Omdat de verschillende garens verschillende kwaliteiten en verschillend texturen hebben, hebben we ervoor gekozen om het originele garen in het patroon te laten staan. Maar u kunt vrij makkelijk andere opties vinden tussen de beschikbare garenkwaliteiten door onze garenvervanger te gebruiken, of door een garen uit dezelfde garengroep uit te kiezen.

Het is mogelijk dat sommige verkooppunten nog bollen op voorraad hebben van garens die niet meer leverbaar zijn, of dat iemand thuis nog een paar bollen heeft liggen en hier een patroon bij zoekt.

Degarenvervanger laat alternatieve garens zien en de hoeveelheid die u nodig heeft in de nieuwe kwaliteit.

Als u het lastig vindt om te bepalen welke maat u moet maken, dan is het wellicht een goed idee om een bestaand kledingstuk dat goed zit, op te meten. Vervolgens kunt u de maat kiezen door de afmetingen te vergelijken met de afmetingen in de maattekening bij het patroon.

U kunt de maattekening onderaan het patroon vinden.

Bekijk DROPS les: Maattekeningen lezen

De naalddikte die aangegeven is in het patroon geldt slechts als een richtlijn, het is van belang dat de stekenverhouding klopt. En omdat de stekenverhouding per persoon nogal verschillend is, zult u de naalddikte aan moeten passen om ervoor te zorgen dat UW stekenverhouding hetzelfde is als in het patroon – misschien is het nodig dat u 1 of zelfs 2 naalddiktes naar beneden of naar boven moet om de juiste stekenverhouding te krijgen.

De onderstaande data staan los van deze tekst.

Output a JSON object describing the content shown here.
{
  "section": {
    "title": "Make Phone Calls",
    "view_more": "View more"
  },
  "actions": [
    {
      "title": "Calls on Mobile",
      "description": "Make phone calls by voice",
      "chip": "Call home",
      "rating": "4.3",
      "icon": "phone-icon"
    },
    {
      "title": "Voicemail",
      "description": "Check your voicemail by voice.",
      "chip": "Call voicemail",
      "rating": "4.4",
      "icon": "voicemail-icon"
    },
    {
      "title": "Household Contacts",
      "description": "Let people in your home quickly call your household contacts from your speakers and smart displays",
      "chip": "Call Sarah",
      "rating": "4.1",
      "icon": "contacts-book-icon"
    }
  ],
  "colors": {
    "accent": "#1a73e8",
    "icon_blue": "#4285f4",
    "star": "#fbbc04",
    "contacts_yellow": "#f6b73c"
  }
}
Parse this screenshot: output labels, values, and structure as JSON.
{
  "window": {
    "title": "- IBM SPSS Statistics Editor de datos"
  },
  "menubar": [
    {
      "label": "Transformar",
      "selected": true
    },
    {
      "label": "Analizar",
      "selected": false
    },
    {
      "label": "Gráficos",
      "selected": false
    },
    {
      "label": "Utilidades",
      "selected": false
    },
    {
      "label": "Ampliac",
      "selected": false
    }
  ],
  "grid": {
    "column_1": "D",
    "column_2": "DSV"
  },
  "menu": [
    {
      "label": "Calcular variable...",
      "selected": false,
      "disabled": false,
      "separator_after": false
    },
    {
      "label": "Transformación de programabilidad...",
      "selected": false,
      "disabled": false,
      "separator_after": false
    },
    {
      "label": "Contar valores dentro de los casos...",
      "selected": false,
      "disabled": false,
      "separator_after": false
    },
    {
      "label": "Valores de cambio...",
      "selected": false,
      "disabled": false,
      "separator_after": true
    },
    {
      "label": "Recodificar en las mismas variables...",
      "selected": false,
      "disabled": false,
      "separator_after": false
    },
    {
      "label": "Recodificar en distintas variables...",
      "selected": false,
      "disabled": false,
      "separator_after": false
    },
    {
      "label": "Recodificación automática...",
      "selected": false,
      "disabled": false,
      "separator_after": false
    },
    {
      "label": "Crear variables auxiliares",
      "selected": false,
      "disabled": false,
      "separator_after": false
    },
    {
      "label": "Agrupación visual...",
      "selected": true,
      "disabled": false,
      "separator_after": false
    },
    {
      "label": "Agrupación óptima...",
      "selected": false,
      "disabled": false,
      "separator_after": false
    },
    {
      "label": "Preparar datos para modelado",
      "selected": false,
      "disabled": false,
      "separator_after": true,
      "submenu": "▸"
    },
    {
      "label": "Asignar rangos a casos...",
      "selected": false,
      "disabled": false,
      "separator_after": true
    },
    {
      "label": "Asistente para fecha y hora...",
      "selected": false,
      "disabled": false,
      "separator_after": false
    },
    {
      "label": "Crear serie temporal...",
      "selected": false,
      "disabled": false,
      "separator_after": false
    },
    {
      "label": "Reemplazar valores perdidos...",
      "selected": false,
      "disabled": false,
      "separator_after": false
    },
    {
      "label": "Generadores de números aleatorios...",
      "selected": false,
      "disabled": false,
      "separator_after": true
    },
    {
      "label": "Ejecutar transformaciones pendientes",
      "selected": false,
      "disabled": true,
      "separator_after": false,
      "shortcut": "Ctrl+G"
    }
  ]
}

Daarom raden we ook aan om een proeflapje te maken.

Als u met een andere stekenverhouding werkt dan staat aangegeven in het patroon, dan kunnen de afmetingen van het werkstuk afwijken van de afmetingen volgens de tekening.

Bekijk de DROPS les: Hoe meet u de stekenverhouding

Bekijk de DROPS video: Hoe maakt u een proeflapje voor de stekenverhouding

Als u een kledingstuk van boven naar beneden breit, dan geeft dit meer flexibiliteit en mogelijkheden voor persoonlijke aanpassingen. Het is bijvoorbeeld makkelijker om het kledingstuk te passen terwijl u er mee bezig bent. U kunt ook makkelijker de lengte van de pas en de schouderkoppen aanpassen.

In de uitleg worden alle stappen zorgvuldig uitgelegd in de juiste volgorde. De telpatronen zijn aangepast aan de breirichting en worden zoals gebruikelijk gebreid.

Het telpatroon laat alle naalden en elke steek zien vanaf de goede kant. Het wordt gelezen van onder naar boven, van rechts naar links. 1 vierkant = 1 steek.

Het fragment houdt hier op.